CMPS

CMPS is a Computational Fluid Dynamics (CFD) simulation software being developed in partnership with ROKETSAN Missile Industries with unique capabilities. CMPS and Hydro are based on the same framework with different solvers. CMPS has a unique ability to solve all equations describing different physical phenomena in a fully/strongly coupled manner. This provides real-time accuracy for complex dynamic simulations. This also provides robustness and fast convergence rates for steady-state calculations due to the fully implicit coupled solution of coupled physics flow.

Granular flow of boron particles in a ducted rocket fuel gas generator.

CMPS Solver Key Features

  • Real fully implicit, coupled and explicit solvers

  • Ability to solve from incompressible limit to hypersonic speed regimes

  • Templated C++ code providing full vectorization for modern CPUs

  • High performance, distributed memory parallel computing with fast data packing and passing algorithms


Alumina particle distribution during missile launch (Proprietary of ROKETSAN)
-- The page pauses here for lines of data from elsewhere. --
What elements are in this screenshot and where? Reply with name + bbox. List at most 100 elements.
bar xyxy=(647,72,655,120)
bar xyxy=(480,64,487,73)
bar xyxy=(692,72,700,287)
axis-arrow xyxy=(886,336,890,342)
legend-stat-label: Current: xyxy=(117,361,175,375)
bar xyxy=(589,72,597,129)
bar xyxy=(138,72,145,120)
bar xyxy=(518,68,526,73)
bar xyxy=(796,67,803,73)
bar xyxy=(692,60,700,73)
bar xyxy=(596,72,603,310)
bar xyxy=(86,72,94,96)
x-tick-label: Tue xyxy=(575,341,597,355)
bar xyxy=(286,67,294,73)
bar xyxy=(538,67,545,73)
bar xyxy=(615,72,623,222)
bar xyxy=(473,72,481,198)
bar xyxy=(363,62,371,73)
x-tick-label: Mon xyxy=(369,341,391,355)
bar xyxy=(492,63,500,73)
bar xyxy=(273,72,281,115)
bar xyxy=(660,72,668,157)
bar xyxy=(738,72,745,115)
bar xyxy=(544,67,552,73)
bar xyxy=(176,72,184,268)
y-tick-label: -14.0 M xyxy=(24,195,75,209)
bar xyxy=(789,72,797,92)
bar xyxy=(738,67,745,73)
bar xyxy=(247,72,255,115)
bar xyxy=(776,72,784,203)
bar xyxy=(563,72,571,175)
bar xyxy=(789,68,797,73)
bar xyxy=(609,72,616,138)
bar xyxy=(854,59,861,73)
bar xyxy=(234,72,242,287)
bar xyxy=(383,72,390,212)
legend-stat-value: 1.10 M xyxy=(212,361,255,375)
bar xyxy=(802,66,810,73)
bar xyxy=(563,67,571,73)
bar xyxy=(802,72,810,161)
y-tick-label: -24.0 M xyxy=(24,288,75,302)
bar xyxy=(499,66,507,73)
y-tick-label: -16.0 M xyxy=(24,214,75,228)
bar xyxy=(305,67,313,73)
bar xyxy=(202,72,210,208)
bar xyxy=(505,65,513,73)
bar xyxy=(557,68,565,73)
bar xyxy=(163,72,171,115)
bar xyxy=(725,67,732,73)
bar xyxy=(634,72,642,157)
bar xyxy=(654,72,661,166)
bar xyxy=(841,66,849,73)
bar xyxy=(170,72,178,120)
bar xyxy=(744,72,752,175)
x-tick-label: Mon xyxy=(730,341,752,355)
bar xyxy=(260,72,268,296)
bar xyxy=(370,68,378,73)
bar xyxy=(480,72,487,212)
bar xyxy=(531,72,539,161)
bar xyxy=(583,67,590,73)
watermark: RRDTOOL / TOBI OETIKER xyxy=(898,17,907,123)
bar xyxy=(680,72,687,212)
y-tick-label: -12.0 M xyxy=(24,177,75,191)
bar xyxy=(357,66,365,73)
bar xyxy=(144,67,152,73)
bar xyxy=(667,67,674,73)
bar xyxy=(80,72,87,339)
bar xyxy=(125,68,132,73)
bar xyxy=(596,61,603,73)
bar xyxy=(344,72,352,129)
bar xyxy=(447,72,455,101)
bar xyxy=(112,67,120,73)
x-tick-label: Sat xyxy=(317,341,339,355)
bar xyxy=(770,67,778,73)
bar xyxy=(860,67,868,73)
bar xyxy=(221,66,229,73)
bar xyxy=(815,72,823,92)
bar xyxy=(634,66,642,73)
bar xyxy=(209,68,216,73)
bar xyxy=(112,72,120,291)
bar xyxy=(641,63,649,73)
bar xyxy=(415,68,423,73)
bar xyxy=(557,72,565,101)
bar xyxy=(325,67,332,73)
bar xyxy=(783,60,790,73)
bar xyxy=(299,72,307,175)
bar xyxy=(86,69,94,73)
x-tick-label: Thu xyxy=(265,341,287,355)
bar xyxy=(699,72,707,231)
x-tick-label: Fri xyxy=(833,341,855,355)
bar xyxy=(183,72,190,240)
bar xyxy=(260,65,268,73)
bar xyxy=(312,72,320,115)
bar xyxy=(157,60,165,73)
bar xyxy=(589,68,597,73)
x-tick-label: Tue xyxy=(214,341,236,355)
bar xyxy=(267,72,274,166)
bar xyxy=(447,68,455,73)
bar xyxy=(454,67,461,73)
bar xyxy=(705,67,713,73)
Current Capabilities of CMPS Solver

  • Strongly coupled, fully implicit, and time-accurate explicit primitive-based solvers

  • Time derivative preconditioning for all speed regimes

  • Strongly coupled conjugate heat transfer solution

  • Turbulent flows and turbulent heat transfer with hybrid SST-kw RANS solvers and y+ insensitive momentum and thermal boundary wall treatments

  • Species transport and combustion

  • Robust particle solver

  • High performance, distributed memory parallel computing with fast data packing and passing algorithms on modern clusters and supercomputers

  • Second-order spatial discretization

  • AUSM+_up and HLLC flux solvers

  • High performance, vectorized block AMG, and GMRES linear solvers

  • Mass flow, stagnation, far-field, pressure inlet, and outlet boundary conditions

  • Robust unique fully coupled dispersed particle and granular solver

  • CGNS and HDF5 compatibility

Capabilities Being Developed and Tested

  • Particle coalescence and breakup with interfacial area transport methods

  • Turbulent combustion

  • Volume of fluid methods for multiphase flows

  • Large eddy simulation

  • Detailed radiation heat transfer models